Connected Health: Tips for healthcare entrepreneurs

BOSTON—Industry insiders took the stage Oct. 26 at the ninth annual Connected Health Symposium to share advice for innovators, inventors and entrepreneurs in the age of healthcare reform.

Partnerships

Relationships matter, said Naomi Fried, PhD, chief innovation officer of Boston Children’s Hospital. Entrepreneurs who want providers to adopt their products need to build relationships with internal physician champions. “It’s who you know and how you can work with people in the organization you want to partner with.”

Maintain reasonable expectations, she said.
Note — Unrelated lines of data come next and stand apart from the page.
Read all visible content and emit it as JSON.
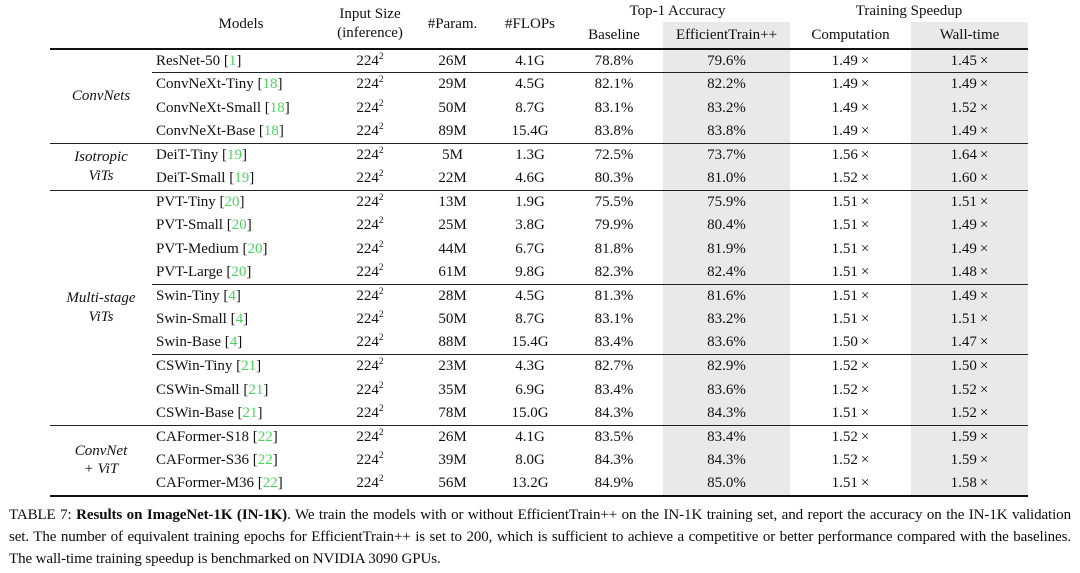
{
  "colors": {
    "citation_green": "#4ed25f",
    "column_shade_gray": "#e9e9e9",
    "rule_black": "#111111"
  },
  "header": {
    "models": "Models",
    "input_size_line1": "Input Size",
    "input_size_line2": "(inference)",
    "params": "#Param.",
    "flops": "#FLOPs",
    "top1_accuracy": "Top-1 Accuracy",
    "baseline": "Baseline",
    "efficienttrain": "EfficientTrain++",
    "training_speedup": "Training Speedup",
    "computation": "Computation",
    "walltime": "Wall-time"
  },
  "groups": [
    {
      "label_lines": [
        "ConvNets"
      ],
      "start": 0,
      "count": 4
    },
    {
      "label_lines": [
        "Isotropic",
        "ViTs"
      ],
      "start": 4,
      "count": 2
    },
    {
      "label_lines": [
        "Multi-stage",
        "ViTs"
      ],
      "start": 6,
      "count": 10
    },
    {
      "label_lines": [
        "ConvNet",
        "+ ViT"
      ],
      "start": 16,
      "count": 3
    }
  ],
  "rows": [
    {
      "model": "ResNet-50",
      "cite": "1",
      "size": "224",
      "exp": "2",
      "params": "26M",
      "flops": "4.1G",
      "baseline": "78.8%",
      "baseline_bold": false,
      "et": "79.6%",
      "et_bold": true,
      "comp": "1.49 ×",
      "wall": "1.45 ×",
      "sep": "partial"
    },
    {
      "model": "ConvNeXt-Tiny",
      "cite": "18",
      "size": "224",
      "exp": "2",
      "params": "29M",
      "flops": "4.5G",
      "baseline": "82.1%",
      "baseline_bold": false,
      "et": "82.2%",
      "et_bold": true,
      "comp": "1.49 ×",
      "wall": "1.49 ×",
      "sep": "none"
    },
    {
      "model": "ConvNeXt-Small",
      "cite": "18",
      "size": "224",
      "exp": "2",
      "params": "50M",
      "flops": "8.7G",
      "baseline": "83.1%",
      "baseline_bold": false,
      "et": "83.2%",
      "et_bold": true,
      "comp": "1.49 ×",
      "wall": "1.52 ×",
      "sep": "none"
    },
    {
      "model": "ConvNeXt-Base",
      "cite": "18",
      "size": "224",
      "exp": "2",
      "params": "89M",
      "flops": "15.4G",
      "baseline": "83.8%",
      "baseline_bold": false,
      "et": "83.8%",
      "et_bold": true,
      "comp": "1.49 ×",
      "wall": "1.49 ×",
      "sep": "full"
    },
    {
      "model": "DeiT-Tiny",
      "cite": "19",
      "size": "224",
      "exp": "2",
      "params": "5M",
      "flops": "1.3G",
      "baseline": "72.5%",
      "baseline_bold": false,
      "et": "73.7%",
      "et_bold": true,
      "comp": "1.56 ×",
      "wall": "1.64 ×",
      "sep": "none"
    },
    {
      "model": "DeiT-Small",
      "cite": "19",
      "size": "224",
      "exp": "2",
      "params": "22M",
      "flops": "4.6G",
      "baseline": "80.3%",
      "baseline_bold": false,
      "et": "81.0%",
      "et_bold": true,
      "comp": "1.52 ×",
      "wall": "1.60 ×",
      "sep": "full"
    },
    {
      "model": "PVT-Tiny",
      "cite": "20",
      "size": "224",
      "exp": "2",
      "params": "13M",
      "flops": "1.9G",
      "baseline": "75.5%",
      "baseline_bold": false,
      "et": "75.9%",
      "et_bold": true,
      "comp": "1.51 ×",
      "wall": "1.51 ×",
      "sep": "none"
    },
    {
      "model": "PVT-Small",
      "cite": "20",
      "size": "224",
      "exp": "2",
      "params": "25M",
      "flops": "3.8G",
      "baseline": "79.9%",
      "baseline_bold": false,
      "et": "80.4%",
      "et_bold": true,
      "comp": "1.51 ×",
      "wall": "1.49 ×",
      "sep": "none"
    },
    {
      "model": "PVT-Medium",
      "cite": "20",
      "size": "224",
      "exp": "2",
      "params": "44M",
      "flops": "6.7G",
      "baseline": "81.8%",
      "baseline_bold": false,
      "et": "81.9%",
      "et_bold": true,
      "comp": "1.51 ×",
      "wall": "1.49 ×",
      "sep": "none"
    },
    {
      "model": "PVT-Large",
      "cite": "20",
      "size": "224",
      "exp": "2",
      "params": "61M",
      "flops": "9.8G",
      "baseline": "82.3%",
      "baseline_bold": false,
      "et": "82.4%",
      "et_bold": true,
      "comp": "1.51 ×",
      "wall": "1.48 ×",
      "sep": "partial"
    },
    {
      "model": "Swin-Tiny",
      "cite": "4",
      "size": "224",
      "exp": "2",
      "params": "28M",
      "flops": "4.5G",
      "baseline": "81.3%",
      "baseline_bold": false,
      "et": "81.6%",
      "et_bold": true,
      "comp": "1.51 ×",
      "wall": "1.49 ×",
      "sep": "none"
    },
    {
      "model": "Swin-Small",
      "cite": "4",
      "size": "224",
      "exp": "2",
      "params": "50M",
      "flops": "8.7G",
      "baseline": "83.1%",
      "baseline_bold": false,
      "et": "83.2%",
      "et_bold": true,
      "comp": "1.51 ×",
      "wall": "1.51 ×",
      "sep": "none"
    },
    {
      "model": "Swin-Base",
      "cite": "4",
      "size": "224",
      "exp": "2",
      "params": "88M",
      "flops": "15.4G",
      "baseline": "83.4%",
      "baseline_bold": false,
      "et": "83.6%",
      "et_bold": true,
      "comp": "1.50 ×",
      "wall": "1.47 ×",
      "sep": "partial"
    },
    {
      "model": "CSWin-Tiny",
      "cite": "21",
      "size": "224",
      "exp": "2",
      "params": "23M",
      "flops": "4.3G",
      "baseline": "82.7%",
      "baseline_bold": false,
      "et": "82.9%",
      "et_bold": true,
      "comp": "1.52 ×",
      "wall": "1.50 ×",
      "sep": "none"
    },
    {
      "model": "CSWin-Small",
      "cite": "21",
      "size": "224",
      "exp": "2",
      "params": "35M",
      "flops": "6.9G",
      "baseline": "83.4%",
      "baseline_bold": false,
      "et": "83.6%",
      "et_bold": true,
      "comp": "1.52 ×",
      "wall": "1.52 ×",
      "sep": "none"
    },
    {
      "model": "CSWin-Base",
      "cite": "21",
      "size": "224",
      "exp": "2",
      "params": "78M",
      "flops": "15.0G",
      "baseline": "84.3%",
      "baseline_bold": false,
      "et": "84.3%",
      "et_bold": true,
      "comp": "1.51 ×",
      "wall": "1.52 ×",
      "sep": "full"
    },
    {
      "model": "CAFormer-S18",
      "cite": "22",
      "size": "224",
      "exp": "2",
      "params": "26M",
      "flops": "4.1G",
      "baseline": "83.5%",
      "baseline_bold": true,
      "et": "83.4%",
      "et_bold": false,
      "comp": "1.52 ×",
      "wall": "1.59 ×",
      "sep": "none"
    },
    {
      "model": "CAFormer-S36",
      "cite": "22",
      "size": "224",
      "exp": "2",
      "params": "39M",
      "flops": "8.0G",
      "baseline": "84.3%",
      "baseline_bold": false,
      "et": "84.3%",
      "et_bold": true,
      "comp": "1.52 ×",
      "wall": "1.59 ×",
      "sep": "none"
    },
    {
      "model": "CAFormer-M36",
      "cite": "22",
      "size": "224",
      "exp": "2",
      "params": "56M",
      "flops": "13.2G",
      "baseline": "84.9%",
      "baseline_bold": false,
      "et": "85.0%",
      "et_bold": true,
      "comp": "1.51 ×",
      "wall": "1.58 ×",
      "sep": "none"
    }
  ],
  "caption": {
    "label": "TABLE 7: ",
    "title": "Results on ImageNet-1K (IN-1K)",
    "body": ". We train the models with or without EfficientTrain++ on the IN-1K training set, and report the accuracy on the IN-1K validation set. The number of equivalent training epochs for EfficientTrain++ is set to 200, which is sufficient to achieve a competitive or better performance compared with the baselines. The wall-time training speedup is benchmarked on NVIDIA 3090 GPUs."
  }
}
Provider organizations want to run pilot programs and receive feedback on products and tools before conducting wide-scale implementation. “If you start a company, you’re not going to make an enterprise sale to me on our first talk. I’m going to want to see some evidence that it works,” Fried says.

Scalability and profitability

Investors won’t invest in products that can’t make money. “Venture capitalists have keen insight on scaling,” says Halle Tecco, MBA, CEO and co-founder of Rock Health, a mobile health incubator based in San Francisco. “They’re excellent at looking at an idea and determining whether the product can serve many. Does profit always align with outcomes? Not always, but when they do, venture capitalists can bring ideas to fruition.”

Telehealth tools are a good example of products that are scalable. “In developing countries where there is no infrastructure to deliver care in physical places, remote consultations present a global opportunity,” said Amir Nashat, PhD, partner at Polaris Ventures in Waltham, Mass.

New markets

Payment reform is shifting risk from payers to other stakeholders, making patients more aware of healthcare costs and providers more willing to help drive them down.

“Healthcare reform and shifting of risk to providers offers a huge opportunity for us to think differently about our care delivery models,” Fried said.

Higher deductibles means patients are shopping around for value. “A lot of entrepreneurs are focused on that,” Nashat said. Shouldering the burden may be difficult for patients in the short run, but risk sharing will result in products that drive costs down for everyone.

Most importantly

“Understanding the problem and creating a viable solution” is most important, according to Fried. Products and tools that don’t serve their intended purpose will not gain traction.